Caris Life Sciences, Tempe, AZ 85281, USA.
Bioinformatics. 2021 Oct 25;37(20):3626-3631. doi: 10.1093/bioinformatics/btab387.
When designing prediction models built with many features and relatively small sample sizes, feature selection methods often overfit training data, leading to selection of irrelevant features. One way to potentially mitigate overfitting is to incorporate domain knowledge during feature selection. Here, a feature ranking algorithm called 'Family Rank' is presented in which features are ranked based on a combination of graphical domain knowledge and feature scores computed from empirical data.

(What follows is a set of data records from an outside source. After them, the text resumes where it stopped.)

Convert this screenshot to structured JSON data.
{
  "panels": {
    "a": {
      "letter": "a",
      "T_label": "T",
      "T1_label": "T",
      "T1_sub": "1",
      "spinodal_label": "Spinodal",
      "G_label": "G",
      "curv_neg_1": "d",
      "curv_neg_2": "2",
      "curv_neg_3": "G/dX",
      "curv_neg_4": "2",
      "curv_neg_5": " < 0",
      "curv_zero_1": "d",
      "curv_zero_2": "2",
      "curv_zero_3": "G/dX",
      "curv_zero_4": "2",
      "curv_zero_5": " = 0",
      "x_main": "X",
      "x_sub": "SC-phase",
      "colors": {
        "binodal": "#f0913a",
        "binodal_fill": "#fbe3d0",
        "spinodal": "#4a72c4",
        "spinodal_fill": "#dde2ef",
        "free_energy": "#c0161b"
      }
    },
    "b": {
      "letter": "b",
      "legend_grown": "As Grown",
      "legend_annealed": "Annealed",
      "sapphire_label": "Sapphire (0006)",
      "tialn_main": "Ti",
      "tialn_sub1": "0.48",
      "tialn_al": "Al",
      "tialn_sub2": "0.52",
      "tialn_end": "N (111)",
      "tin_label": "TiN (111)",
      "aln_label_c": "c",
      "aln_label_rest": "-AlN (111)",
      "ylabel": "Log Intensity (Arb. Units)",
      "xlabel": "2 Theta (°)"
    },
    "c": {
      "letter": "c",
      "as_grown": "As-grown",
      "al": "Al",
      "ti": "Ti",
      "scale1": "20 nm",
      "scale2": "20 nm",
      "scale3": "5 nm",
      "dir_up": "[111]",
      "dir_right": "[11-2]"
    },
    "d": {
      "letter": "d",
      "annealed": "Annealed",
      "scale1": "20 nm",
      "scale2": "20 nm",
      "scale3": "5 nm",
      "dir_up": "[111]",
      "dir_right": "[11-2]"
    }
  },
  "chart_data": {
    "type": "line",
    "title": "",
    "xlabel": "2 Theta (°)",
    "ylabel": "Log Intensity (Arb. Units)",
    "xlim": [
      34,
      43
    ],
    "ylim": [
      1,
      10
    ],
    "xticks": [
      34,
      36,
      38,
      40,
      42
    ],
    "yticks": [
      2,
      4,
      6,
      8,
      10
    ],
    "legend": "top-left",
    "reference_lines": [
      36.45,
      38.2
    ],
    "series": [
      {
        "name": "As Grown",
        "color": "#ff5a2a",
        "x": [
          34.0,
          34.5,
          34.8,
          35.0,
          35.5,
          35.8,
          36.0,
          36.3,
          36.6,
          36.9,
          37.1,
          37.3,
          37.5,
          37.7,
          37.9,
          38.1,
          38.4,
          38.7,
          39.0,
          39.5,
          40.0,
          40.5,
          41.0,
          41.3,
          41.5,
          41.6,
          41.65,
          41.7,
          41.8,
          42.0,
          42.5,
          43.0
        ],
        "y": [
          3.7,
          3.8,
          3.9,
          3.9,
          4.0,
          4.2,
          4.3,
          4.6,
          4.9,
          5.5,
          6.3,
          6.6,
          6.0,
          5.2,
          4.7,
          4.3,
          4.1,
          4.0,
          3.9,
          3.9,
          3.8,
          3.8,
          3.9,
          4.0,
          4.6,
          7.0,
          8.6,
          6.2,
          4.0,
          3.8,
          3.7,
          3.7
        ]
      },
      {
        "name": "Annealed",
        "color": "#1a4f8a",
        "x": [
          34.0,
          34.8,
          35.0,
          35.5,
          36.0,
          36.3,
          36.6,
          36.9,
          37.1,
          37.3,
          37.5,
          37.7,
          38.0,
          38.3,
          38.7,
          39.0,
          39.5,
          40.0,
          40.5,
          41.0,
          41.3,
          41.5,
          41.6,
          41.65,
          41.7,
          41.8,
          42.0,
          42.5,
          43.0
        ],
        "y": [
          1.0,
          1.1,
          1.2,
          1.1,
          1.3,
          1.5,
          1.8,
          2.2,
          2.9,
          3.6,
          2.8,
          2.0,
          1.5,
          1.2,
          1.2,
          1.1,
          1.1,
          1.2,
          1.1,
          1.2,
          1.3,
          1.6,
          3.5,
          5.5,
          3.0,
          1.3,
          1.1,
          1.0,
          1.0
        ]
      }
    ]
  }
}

A simulated dataset is used to demonstrate a scenario in which family rank outperforms other state-of-the-art graph based ranking algorithms, decreasing the sample size needed to detect true predictors by 2- to 3-fold. An example from oncology is then used to explore a real-world application of family rank.

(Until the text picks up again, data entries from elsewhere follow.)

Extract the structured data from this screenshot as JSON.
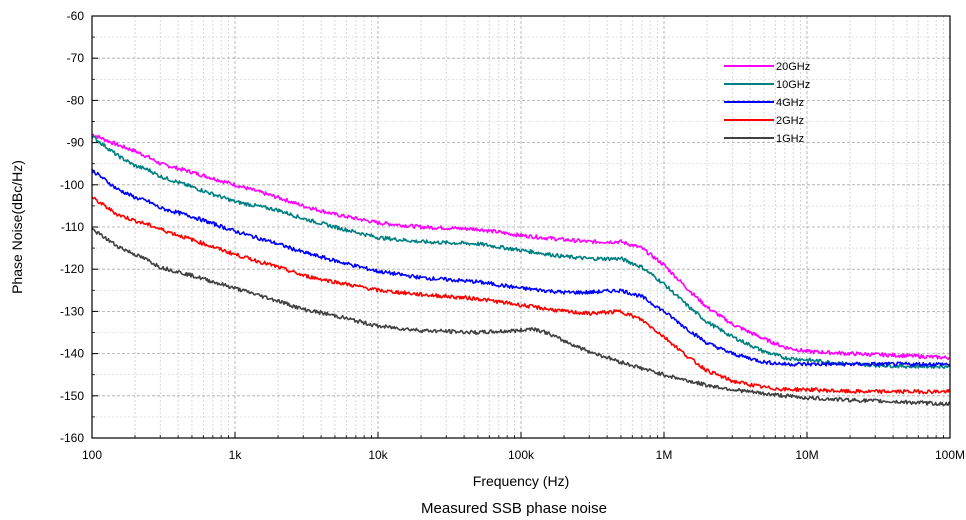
{
  "caption": "Measured SSB phase noise",
  "chart_data": {
    "type": "line",
    "xlabel": "Frequency (Hz)",
    "ylabel": "Phase Noise(dBc/Hz)",
    "x_scale": "log",
    "xlim": [
      100,
      100000000
    ],
    "ylim": [
      -160,
      -60
    ],
    "grid": true,
    "legend_position": "top-right",
    "x_ticks": [
      {
        "value": 100,
        "label": "100"
      },
      {
        "value": 1000,
        "label": "1k"
      },
      {
        "value": 10000,
        "label": "10k"
      },
      {
        "value": 100000,
        "label": "100k"
      },
      {
        "value": 1000000,
        "label": "1M"
      },
      {
        "value": 10000000,
        "label": "10M"
      },
      {
        "value": 100000000,
        "label": "100M"
      }
    ],
    "y_ticks": [
      {
        "value": -60,
        "label": "-60"
      },
      {
        "value": -70,
        "label": "-70"
      },
      {
        "value": -80,
        "label": "-80"
      },
      {
        "value": -90,
        "label": "-90"
      },
      {
        "value": -100,
        "label": "-100"
      },
      {
        "value": -110,
        "label": "-110"
      },
      {
        "value": -120,
        "label": "-120"
      },
      {
        "value": -130,
        "label": "-130"
      },
      {
        "value": -140,
        "label": "-140"
      },
      {
        "value": -150,
        "label": "-150"
      },
      {
        "value": -160,
        "label": "-160"
      }
    ],
    "series": [
      {
        "name": "20GHz",
        "color": "#ff00ff",
        "x": [
          100,
          150,
          200,
          250,
          300,
          500,
          1000,
          2000,
          3000,
          5000,
          10000,
          20000,
          50000,
          100000,
          200000,
          300000,
          500000,
          700000,
          1000000,
          1500000,
          2000000,
          3000000,
          5000000,
          7000000,
          10000000,
          20000000,
          50000000,
          100000000
        ],
        "y": [
          -88,
          -90.5,
          -92,
          -93.5,
          -95,
          -97,
          -100,
          -103,
          -105,
          -107,
          -109,
          -110,
          -110.5,
          -112,
          -113,
          -113.5,
          -113.5,
          -115,
          -119,
          -125,
          -129,
          -133,
          -136.5,
          -138.5,
          -139.5,
          -140,
          -140.5,
          -141
        ]
      },
      {
        "name": "10GHz",
        "color": "#008080",
        "x": [
          100,
          150,
          200,
          250,
          300,
          500,
          1000,
          2000,
          3000,
          5000,
          10000,
          20000,
          50000,
          100000,
          200000,
          300000,
          500000,
          700000,
          1000000,
          1500000,
          2000000,
          3000000,
          5000000,
          7000000,
          10000000,
          20000000,
          50000000,
          100000000
        ],
        "y": [
          -88.5,
          -93,
          -95.5,
          -96.5,
          -98,
          -100.5,
          -104,
          -106,
          -108,
          -110,
          -112.5,
          -113.5,
          -114,
          -115.5,
          -117,
          -117.5,
          -117.5,
          -119.5,
          -123.5,
          -129,
          -132.5,
          -136,
          -139.5,
          -141,
          -141.5,
          -142.5,
          -143,
          -143
        ]
      },
      {
        "name": "4GHz",
        "color": "#0000ff",
        "x": [
          100,
          150,
          200,
          250,
          300,
          500,
          1000,
          2000,
          3000,
          5000,
          10000,
          20000,
          50000,
          100000,
          200000,
          300000,
          500000,
          700000,
          1000000,
          1500000,
          2000000,
          3000000,
          5000000,
          7000000,
          10000000,
          20000000,
          50000000,
          100000000
        ],
        "y": [
          -96.5,
          -101,
          -103,
          -104,
          -105.5,
          -107.5,
          -111,
          -114,
          -116,
          -118,
          -120.5,
          -122,
          -123,
          -124.5,
          -125.5,
          -125.5,
          -125,
          -126.5,
          -130,
          -134.5,
          -137.5,
          -140,
          -142,
          -142.5,
          -142.5,
          -142.5,
          -142.5,
          -142.5
        ]
      },
      {
        "name": "2GHz",
        "color": "#ff0000",
        "x": [
          100,
          150,
          200,
          250,
          300,
          500,
          1000,
          2000,
          3000,
          5000,
          10000,
          20000,
          50000,
          100000,
          200000,
          300000,
          500000,
          700000,
          1000000,
          1500000,
          2000000,
          3000000,
          5000000,
          7000000,
          10000000,
          20000000,
          50000000,
          100000000
        ],
        "y": [
          -103,
          -107,
          -108.5,
          -109.5,
          -110.5,
          -113,
          -116.5,
          -119.5,
          -121.5,
          -123,
          -125,
          -126,
          -127,
          -128.5,
          -130,
          -130.5,
          -130,
          -132,
          -136,
          -141,
          -144,
          -146.5,
          -148,
          -148.5,
          -148.5,
          -149,
          -149,
          -149
        ]
      },
      {
        "name": "1GHz",
        "color": "#404040",
        "x": [
          100,
          150,
          200,
          250,
          300,
          500,
          1000,
          2000,
          3000,
          5000,
          10000,
          20000,
          50000,
          100000,
          120000,
          150000,
          200000,
          300000,
          500000,
          700000,
          1000000,
          1500000,
          2000000,
          3000000,
          5000000,
          7000000,
          10000000,
          20000000,
          50000000,
          100000000
        ],
        "y": [
          -110.5,
          -114.5,
          -116.5,
          -118,
          -119.5,
          -121.5,
          -124.5,
          -127.5,
          -129.5,
          -131,
          -133.5,
          -134.5,
          -135,
          -134.5,
          -134,
          -135,
          -137,
          -139.5,
          -142,
          -143.5,
          -145,
          -146.5,
          -147.5,
          -148.5,
          -149.5,
          -150,
          -150.5,
          -151,
          -151.5,
          -152
        ]
      }
    ]
  }
}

An implementation of Family Rank is freely available at https://cran.r-project.org/package=FamilyRank.
Supplementary data are available at Bioinformatics online.
在设计由许多特征和相对较小样本量构建的预测模型时,特征选择方法常常会过度拟合训练数据,导致选择出不相关的特征。一种可能减轻过度拟合的方法是在特征选择过程中纳入领域知识。在此,提出了一种名为“家族排序”的特征排序算法,其中特征是基于图形领域知识和从经验数据计算得出的特征分数的组合进行排序的。
使用一个模拟数据集来展示一种情况,即家族排序优于其他基于图形的先进排序算法,将检测真实预测因子所需的样本量减少了2至3倍。然后使用肿瘤学中的一个例子来探索家族排序的实际应用。
家族排序的实现可在https://cran.r-project.org/package=FamilyRank上免费获取。
补充数据可在《生物信息学》在线版获取。